I can smell the fabric on the bed—new, unused, faintly chemical.
“This is it?” I ask.
“For now.”
I step inside, turning slowly, cataloging exits, surfaces, blind spots. The door slides shut behind us, sealing with a quiet click that lands somewhere between my ribs.
I spin on him. “You’re not staying.”
“I am.”
“That wasn’t a request.”
He doesn’t move closer. Doesn’t lean against the wall. He positions himself just inside the door, arms relaxed at his sides, posture straight. He takes up space without encroaching on mine. It’s infuriating.
“You said housing,” I snap. “Not supervision.”
“You are not under arrest.”
“Then why am I being watched?”
He considers that. Actually considers it. “Because observation reduces uncertainty.”
“That’s your problem, not mine.”
“Uncertainty tends to become everyone’s problem.”
I cross my arms, nails biting into my sleeves. “You going to explain what I supposedly disrupt, or are we just going to trade ominous one-liners until I lose my mind?”
“I do not trade,” he says. “I assess.”
“Then assess this: I’m tired, pissed off, and not inclined to cooperate with mystery men who won’t tell me what game I’m in.”

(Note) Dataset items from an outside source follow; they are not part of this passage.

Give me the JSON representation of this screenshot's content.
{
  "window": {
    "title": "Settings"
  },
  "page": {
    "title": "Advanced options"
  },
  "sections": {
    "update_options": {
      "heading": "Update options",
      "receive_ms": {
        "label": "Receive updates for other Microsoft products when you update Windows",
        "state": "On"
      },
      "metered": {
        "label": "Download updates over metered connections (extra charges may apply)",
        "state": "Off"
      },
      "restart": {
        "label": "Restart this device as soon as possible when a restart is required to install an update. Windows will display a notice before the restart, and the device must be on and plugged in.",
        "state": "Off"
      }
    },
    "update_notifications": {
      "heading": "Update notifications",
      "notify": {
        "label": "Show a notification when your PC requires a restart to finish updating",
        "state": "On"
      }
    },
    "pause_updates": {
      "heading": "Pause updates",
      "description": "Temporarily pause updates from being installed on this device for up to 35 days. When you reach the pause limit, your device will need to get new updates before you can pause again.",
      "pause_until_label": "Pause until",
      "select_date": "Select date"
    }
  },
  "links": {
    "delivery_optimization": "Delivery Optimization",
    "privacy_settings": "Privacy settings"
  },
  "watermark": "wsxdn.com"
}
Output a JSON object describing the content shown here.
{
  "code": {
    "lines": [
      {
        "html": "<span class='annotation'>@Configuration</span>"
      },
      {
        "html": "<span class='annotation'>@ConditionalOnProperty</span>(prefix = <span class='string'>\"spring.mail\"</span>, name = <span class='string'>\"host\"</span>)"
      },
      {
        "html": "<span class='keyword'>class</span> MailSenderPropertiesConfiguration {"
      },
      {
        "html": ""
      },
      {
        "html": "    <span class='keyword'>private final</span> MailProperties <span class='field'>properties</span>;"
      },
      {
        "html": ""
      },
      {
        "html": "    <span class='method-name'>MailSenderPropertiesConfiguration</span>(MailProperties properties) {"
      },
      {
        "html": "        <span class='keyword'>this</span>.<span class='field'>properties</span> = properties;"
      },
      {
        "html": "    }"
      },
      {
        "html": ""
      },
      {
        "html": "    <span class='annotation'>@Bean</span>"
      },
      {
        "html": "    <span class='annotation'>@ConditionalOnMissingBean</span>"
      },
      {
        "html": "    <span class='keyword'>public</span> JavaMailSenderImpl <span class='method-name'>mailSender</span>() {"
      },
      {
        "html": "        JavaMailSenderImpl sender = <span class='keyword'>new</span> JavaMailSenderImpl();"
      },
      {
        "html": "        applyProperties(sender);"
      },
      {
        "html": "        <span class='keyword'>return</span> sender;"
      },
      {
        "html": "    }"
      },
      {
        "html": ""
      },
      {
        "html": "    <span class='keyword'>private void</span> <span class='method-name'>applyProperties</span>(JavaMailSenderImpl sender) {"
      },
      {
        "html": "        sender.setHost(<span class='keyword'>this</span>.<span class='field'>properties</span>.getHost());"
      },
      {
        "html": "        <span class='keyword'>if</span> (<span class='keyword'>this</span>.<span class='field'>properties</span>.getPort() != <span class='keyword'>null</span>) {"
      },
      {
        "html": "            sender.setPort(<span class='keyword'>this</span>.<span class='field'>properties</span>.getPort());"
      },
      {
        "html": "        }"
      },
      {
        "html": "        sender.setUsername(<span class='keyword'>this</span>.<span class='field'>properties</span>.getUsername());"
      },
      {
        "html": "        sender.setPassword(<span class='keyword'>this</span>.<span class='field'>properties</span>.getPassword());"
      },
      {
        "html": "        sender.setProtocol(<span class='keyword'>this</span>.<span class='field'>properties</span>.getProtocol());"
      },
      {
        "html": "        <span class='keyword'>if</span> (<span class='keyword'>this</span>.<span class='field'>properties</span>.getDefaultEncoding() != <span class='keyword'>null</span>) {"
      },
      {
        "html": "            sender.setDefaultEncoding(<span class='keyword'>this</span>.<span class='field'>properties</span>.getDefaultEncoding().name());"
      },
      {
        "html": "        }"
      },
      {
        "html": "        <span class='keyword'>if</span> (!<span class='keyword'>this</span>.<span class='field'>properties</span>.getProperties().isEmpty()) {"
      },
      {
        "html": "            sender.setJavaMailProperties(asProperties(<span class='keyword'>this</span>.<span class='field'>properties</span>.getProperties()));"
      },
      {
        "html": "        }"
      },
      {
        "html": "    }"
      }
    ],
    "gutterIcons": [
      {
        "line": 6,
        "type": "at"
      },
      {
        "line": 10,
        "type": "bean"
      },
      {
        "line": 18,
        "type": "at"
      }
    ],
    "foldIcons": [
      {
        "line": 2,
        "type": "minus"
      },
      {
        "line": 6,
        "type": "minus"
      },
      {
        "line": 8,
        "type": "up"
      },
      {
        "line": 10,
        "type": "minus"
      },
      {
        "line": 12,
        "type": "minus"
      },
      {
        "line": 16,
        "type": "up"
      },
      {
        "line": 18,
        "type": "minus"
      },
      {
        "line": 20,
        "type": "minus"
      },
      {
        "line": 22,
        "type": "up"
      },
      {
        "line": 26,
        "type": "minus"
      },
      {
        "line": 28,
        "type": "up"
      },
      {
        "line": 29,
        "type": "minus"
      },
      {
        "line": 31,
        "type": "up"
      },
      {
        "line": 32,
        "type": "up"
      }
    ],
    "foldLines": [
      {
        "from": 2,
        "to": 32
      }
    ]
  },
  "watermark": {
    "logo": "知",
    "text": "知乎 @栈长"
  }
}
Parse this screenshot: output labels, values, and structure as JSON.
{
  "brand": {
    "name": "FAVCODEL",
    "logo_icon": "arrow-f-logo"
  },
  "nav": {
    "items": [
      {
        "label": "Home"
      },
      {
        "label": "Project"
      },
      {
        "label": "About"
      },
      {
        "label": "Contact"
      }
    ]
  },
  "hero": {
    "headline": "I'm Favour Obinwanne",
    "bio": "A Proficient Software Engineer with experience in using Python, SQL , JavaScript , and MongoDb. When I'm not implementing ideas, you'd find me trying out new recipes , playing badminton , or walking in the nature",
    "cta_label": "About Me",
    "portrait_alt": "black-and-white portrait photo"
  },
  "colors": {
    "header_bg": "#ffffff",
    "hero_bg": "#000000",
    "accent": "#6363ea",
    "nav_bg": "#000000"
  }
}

“Language,” he says, almost absently.
I blink. “What?”
“Mystery man. Game.” He frowns slightly. “Those are metaphors?”
“You’re kidding.”
“No.”
I stare at him for a long beat, then laugh—real laughter this time, sharp and surprised. “Oh. You’re serious.”
“I am always serious.”
“That tracks.”
I move toward the bed, drop my bag onto it harder than necessary. The fabric doesn’t shift much—another bolt hidden beneath the surface. Of course it is. I sit, bounce once, then stand again, restless energy crawling under my skin.
“So,” I say, turning back to him. “What happens now?”
“Now you rest.”
“That’s not going to happen.”
“Your vitals suggest otherwise.”
I stiffen. “You’re monitoring my vitals?”
“Yes.”
“Without consent?”
He tilts his head again. “You entered a Coalition checkpoint.”
“That’s not consent, that’s coercion.”
He doesn’t argue. Doesn’t apologize either. Just watches me with that same unreadable focus, like I’m a puzzle he refuses to rush.